Raffaela frowned as she laced her fingers together. “As I said before, that first day the girls were hysterical. I quieted Angelica. Something frightened Sophie, but she wouldn’t tell me what. I found the woman’s body and both girls seemed torn, so I got them away and covered the body as best I could. I didn’t want to stay in that place. The girls were terrified and hurt—if the woman was my sister and their nanny, they loved her very much. But I may be the nanny. I remember Sophie screaming Mama over and over. After we began to walk and get away from there, they calmed. I didn’t ask her questions about what happened.” Raffaela glanced over her shoulder at the two httle girls. ”I don’t want to question her now. And I don’t want you to ask her. The bodyguard is gone. There’s nothing you can do about him. There’s nothing to gain by bringing back terrors to Sophie.”

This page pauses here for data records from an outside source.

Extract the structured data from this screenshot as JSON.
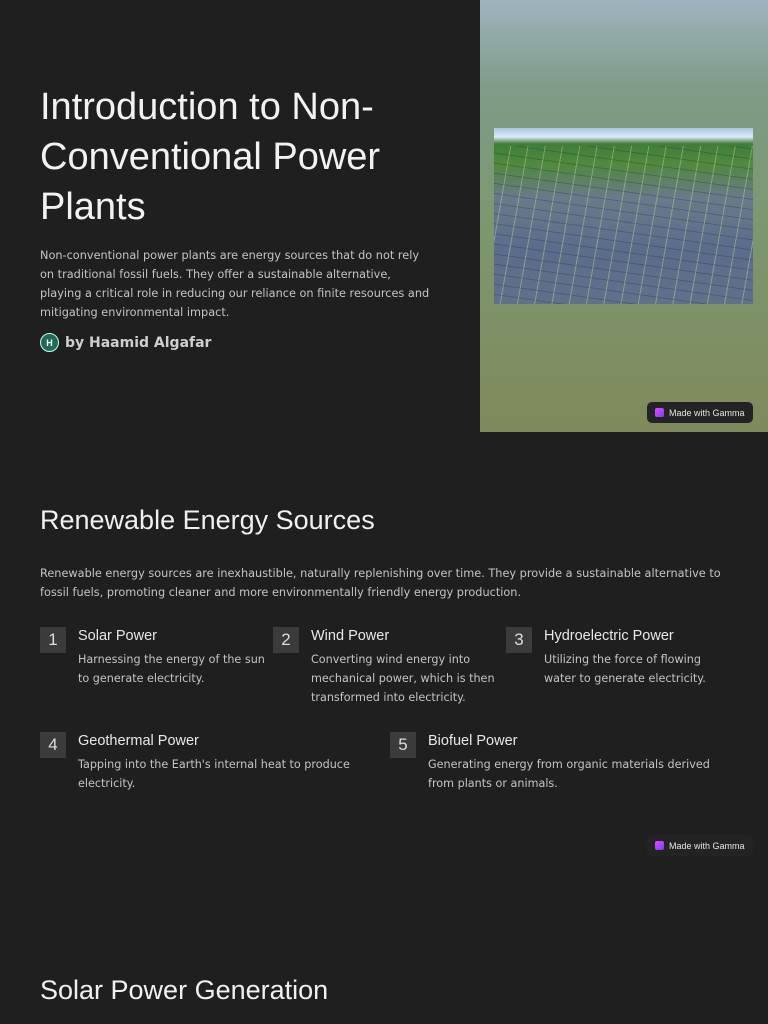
{
  "hero": {
    "title": "Introduction to Non-Conventional Power Plants",
    "description": "Non-conventional power plants are energy sources that do not rely on traditional fossil fuels. They offer a sustainable alternative, playing a critical role in reducing our reliance on finite resources and mitigating environmental impact.",
    "author_initial": "H",
    "author": "by Haamid Algafar"
  },
  "badge": "Made with Gamma",
  "renewable": {
    "title": "Renewable Energy Sources",
    "description": "Renewable energy sources are inexhaustible, naturally replenishing over time. They provide a sustainable alternative to fossil fuels, promoting cleaner and more environmentally friendly energy production.",
    "items": [
      {
        "num": "1",
        "title": "Solar Power",
        "desc": "Harnessing the energy of the sun to generate electricity."
      },
      {
        "num": "2",
        "title": "Wind Power",
        "desc": "Converting wind energy into mechanical power, which is then transformed into electricity."
      },
      {
        "num": "3",
        "title": "Hydroelectric Power",
        "desc": "Utilizing the force of flowing water to generate electricity."
      },
      {
        "num": "4",
        "title": "Geothermal Power",
        "desc": "Tapping into the Earth's internal heat to produce electricity."
      },
      {
        "num": "5",
        "title": "Biofuel Power",
        "desc": "Generating energy from organic materials derived from plants or animals."
      }
    ]
  },
  "solar": {
    "title": "Solar Power Generation"
  }
}
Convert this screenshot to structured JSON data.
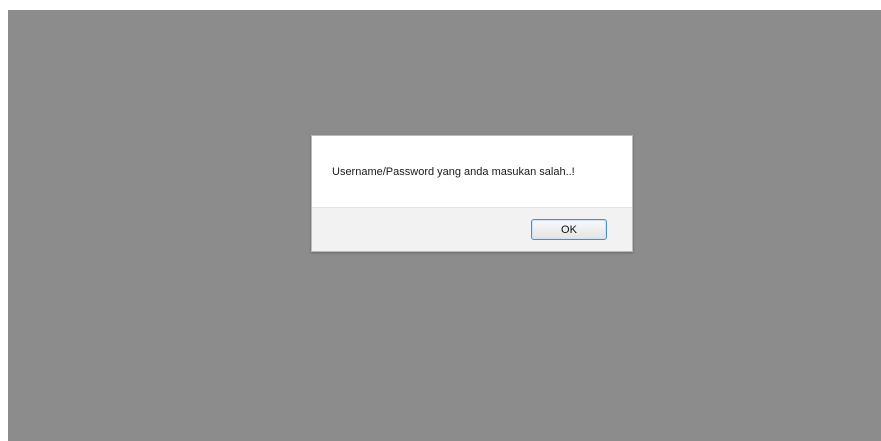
{
  "dialog": {
    "message": "Username/Password yang anda masukan salah..!",
    "ok_label": "OK"
  },
  "colors": {
    "overlay": "#8c8c8d",
    "dialog_background": "#ffffff",
    "footer_background": "#f2f2f2",
    "button_border": "#4a8fd6"
  }
}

“I won’t question her about it,” Micah promised, knowing it was best. He wouldn’t scare the child or dredge up bad memories, but Sophie might hold answers if they could get them from her. “There’s room for you with the girls,” he said, scooting to a tree to lean back against it and stretch out his legs.

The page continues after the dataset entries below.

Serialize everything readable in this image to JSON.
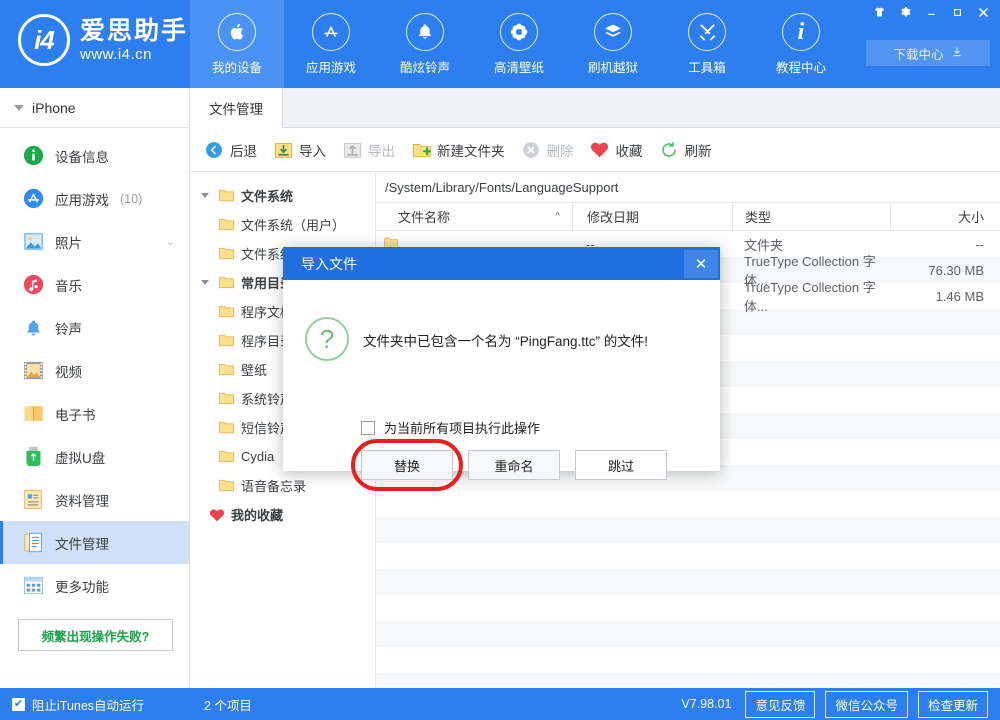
{
  "header": {
    "brand_mark": "i4",
    "brand_name": "爱思助手",
    "brand_url": "www.i4.cn",
    "nav": [
      {
        "label": "我的设备",
        "icon": "apple-icon",
        "active": true
      },
      {
        "label": "应用游戏",
        "icon": "appstore-icon",
        "active": false
      },
      {
        "label": "酷炫铃声",
        "icon": "bell-icon",
        "active": false
      },
      {
        "label": "高清壁纸",
        "icon": "flower-icon",
        "active": false
      },
      {
        "label": "刷机越狱",
        "icon": "stack-icon",
        "active": false
      },
      {
        "label": "工具箱",
        "icon": "tools-icon",
        "active": false
      },
      {
        "label": "教程中心",
        "icon": "info-icon",
        "active": false
      }
    ],
    "window_controls": [
      {
        "name": "skin-icon",
        "glyph": "👕"
      },
      {
        "name": "settings-gear-icon",
        "glyph": "✿"
      },
      {
        "name": "minimize-icon",
        "glyph": "—"
      },
      {
        "name": "maximize-icon",
        "glyph": "▢"
      },
      {
        "name": "close-icon",
        "glyph": "✕"
      }
    ],
    "download_center": "下载中心",
    "download_center_icon": "download-icon"
  },
  "sidebar": {
    "device_name": "iPhone",
    "items": [
      {
        "label": "设备信息",
        "icon": "info-circle-icon",
        "count": "",
        "chevron": false,
        "active": false
      },
      {
        "label": "应用游戏",
        "icon": "appstore-circle-icon",
        "count": "(10)",
        "chevron": false,
        "active": false
      },
      {
        "label": "照片",
        "icon": "photo-icon",
        "count": "",
        "chevron": true,
        "active": false
      },
      {
        "label": "音乐",
        "icon": "music-icon",
        "count": "",
        "chevron": false,
        "active": false
      },
      {
        "label": "铃声",
        "icon": "bell-blue-icon",
        "count": "",
        "chevron": false,
        "active": false
      },
      {
        "label": "视频",
        "icon": "film-icon",
        "count": "",
        "chevron": false,
        "active": false
      },
      {
        "label": "电子书",
        "icon": "book-icon",
        "count": "",
        "chevron": false,
        "active": false
      },
      {
        "label": "虚拟U盘",
        "icon": "usb-icon",
        "count": "",
        "chevron": false,
        "active": false
      },
      {
        "label": "资料管理",
        "icon": "docs-icon",
        "count": "",
        "chevron": false,
        "active": false
      },
      {
        "label": "文件管理",
        "icon": "files-icon",
        "count": "",
        "chevron": false,
        "active": true
      },
      {
        "label": "更多功能",
        "icon": "grid-icon",
        "count": "",
        "chevron": false,
        "active": false
      }
    ],
    "fail_button": "频繁出现操作失败?",
    "itunes_checkbox_label": "阻止iTunes自动运行",
    "itunes_checkbox_checked": true,
    "itunes_check_glyph": "✔"
  },
  "main": {
    "tabs": [
      {
        "label": "文件管理",
        "active": true
      }
    ],
    "toolbar": [
      {
        "label": "后退",
        "icon": "back-arrow-icon",
        "disabled": false
      },
      {
        "label": "导入",
        "icon": "import-icon",
        "disabled": false
      },
      {
        "label": "导出",
        "icon": "export-icon",
        "disabled": true
      },
      {
        "label": "新建文件夹",
        "icon": "new-folder-icon",
        "disabled": false
      },
      {
        "label": "删除",
        "icon": "delete-icon",
        "disabled": true
      },
      {
        "label": "收藏",
        "icon": "heart-icon",
        "disabled": false
      },
      {
        "label": "刷新",
        "icon": "refresh-icon",
        "disabled": false
      }
    ],
    "tree": [
      {
        "label": "文件系统",
        "depth": 0,
        "expanded": true,
        "bold": true,
        "icon": "folder-icon"
      },
      {
        "label": "文件系统（用户）",
        "depth": 1,
        "expanded": null,
        "bold": false,
        "icon": "folder-icon"
      },
      {
        "label": "文件系统（越狱）",
        "depth": 1,
        "expanded": null,
        "bold": false,
        "icon": "folder-icon"
      },
      {
        "label": "常用目录",
        "depth": 0,
        "expanded": true,
        "bold": true,
        "icon": "folder-icon"
      },
      {
        "label": "程序文档",
        "depth": 1,
        "expanded": null,
        "bold": false,
        "icon": "folder-icon"
      },
      {
        "label": "程序目录",
        "depth": 1,
        "expanded": null,
        "bold": false,
        "icon": "folder-icon"
      },
      {
        "label": "壁纸",
        "depth": 1,
        "expanded": null,
        "bold": false,
        "icon": "folder-icon"
      },
      {
        "label": "系统铃声",
        "depth": 1,
        "expanded": null,
        "bold": false,
        "icon": "folder-icon"
      },
      {
        "label": "短信铃声",
        "depth": 1,
        "expanded": null,
        "bold": false,
        "icon": "folder-icon"
      },
      {
        "label": "Cydia",
        "depth": 1,
        "expanded": null,
        "bold": false,
        "icon": "folder-icon"
      },
      {
        "label": "语音备忘录",
        "depth": 1,
        "expanded": null,
        "bold": false,
        "icon": "folder-icon"
      },
      {
        "label": "我的收藏",
        "depth": 0,
        "expanded": null,
        "bold": true,
        "icon": "heart-icon"
      }
    ],
    "path": "/System/Library/Fonts/LanguageSupport",
    "columns": [
      "文件名称",
      "修改日期",
      "类型",
      "大小"
    ],
    "sort_indicator": "^",
    "rows": [
      {
        "name": "..",
        "date": "--",
        "type": "文件夹",
        "size": "--",
        "icon": "folder-icon"
      },
      {
        "name": "",
        "date": "",
        "type": "TrueType Collection 字体...",
        "size": "76.30 MB",
        "icon": "file-icon"
      },
      {
        "name": "",
        "date": "",
        "type": "TrueType Collection 字体...",
        "size": "1.46 MB",
        "icon": "file-icon"
      }
    ]
  },
  "statusbar": {
    "item_count": "2 个项目",
    "version": "V7.98.01",
    "buttons": [
      "意见反馈",
      "微信公众号",
      "检查更新"
    ]
  },
  "dialog": {
    "title": "导入文件",
    "close_glyph": "✕",
    "icon": "question-mark-icon",
    "icon_glyph": "?",
    "message": "文件夹中已包含一个名为 “PingFang.ttc” 的文件!",
    "checkbox_label": "为当前所有项目执行此操作",
    "checkbox_checked": false,
    "buttons": [
      {
        "label": "替换",
        "highlighted": true
      },
      {
        "label": "重命名",
        "highlighted": false
      },
      {
        "label": "跳过",
        "highlighted": false
      }
    ]
  },
  "colors": {
    "brand_blue": "#2d7ff0",
    "nav_active": "#4a93f5",
    "sidebar_active": "#cfe0f8",
    "dialog_title": "#1f6fe0",
    "highlight_ring": "#ee1c1c",
    "green_text": "#1aa34a"
  }
}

She moved beside the children, and when he glanced at her again, his pulse jumped. She had unfastened the thick braid of hair and was combing her fingers through it. A cascade of auburn hair tumbled over her shoulders. She shook her head, brushing her hair back. It was a dark cloud around her head and he could imagine its silkiness. For an instant his gaze raked over her, and then he looked away.
Mrs. Raffaela Granillo. He was taking her home to her husband. And if there was a chance she was the unmarried twin—he reminded himself to wait until they were in Texas to even consider the possibility.
Night came swiftly, and his eyes adjusted. He stared into the darkness, listening to the screech of birds and night sounds, reassured by the noise around him that they were alone. He was far more concerned about rebels than wild animals or snakes.
He leaned back against the palm and closed his eyes, knowing he would only take catnaps until they reached safety. Pockets of rebel insurgents infested all this part of the land, and he wanted to avoid close encounters with any of them. If a band of the wrong kind of men found them, the lady was pretty enough to cause all kinds of trouble. She moved restlessly, and he studied her a moment. What was disturbing her sleep? The crash, the amnesia, the wilds?
Raffaela shifted. She lay on her stomach because her legs and back stung and hurt from the cuts and bruises. Staring into the night, she wished she could remember, trying to envision the husband in her background. With a hollow feeling she thought about her twin sister who had died in the crash. Mourning the loss of her sister would come when memory returned. Right now she felt numb and blank and had no memory of a sister. What she had was a vivid and intense recollection of Micah Drake’s fingers moving over her to give first aid. He had caused her pain, but she knew it had been unavoidable. The rest of the time, his hands were gentle. And she remembered that he was no longer married. He had answered her gruffly, so he must have bad memories.
He thought she was Raffaela, the married one. She didn’t feel married. But she guessed he was right. She knew without a doubt that she loved the little girls.
As she fell asleep, memories taunted her of Micah’s dark eyes.
In early morning Micah opened his eyes and glanced across their campsite. His heart missed a beat.
Raffaela was nowhere to be seen. He came to his feet swiftly, swinging the M-16 over his shoulder, dropping his hand to check the pistol on his hip. He looked around, wondering if she was answering a call of nature or if she had gone to the stream to wash. The only other choices were not good. He glanced at the girls who were both asleep. He hated to leave them alone, but the stream was only yards away.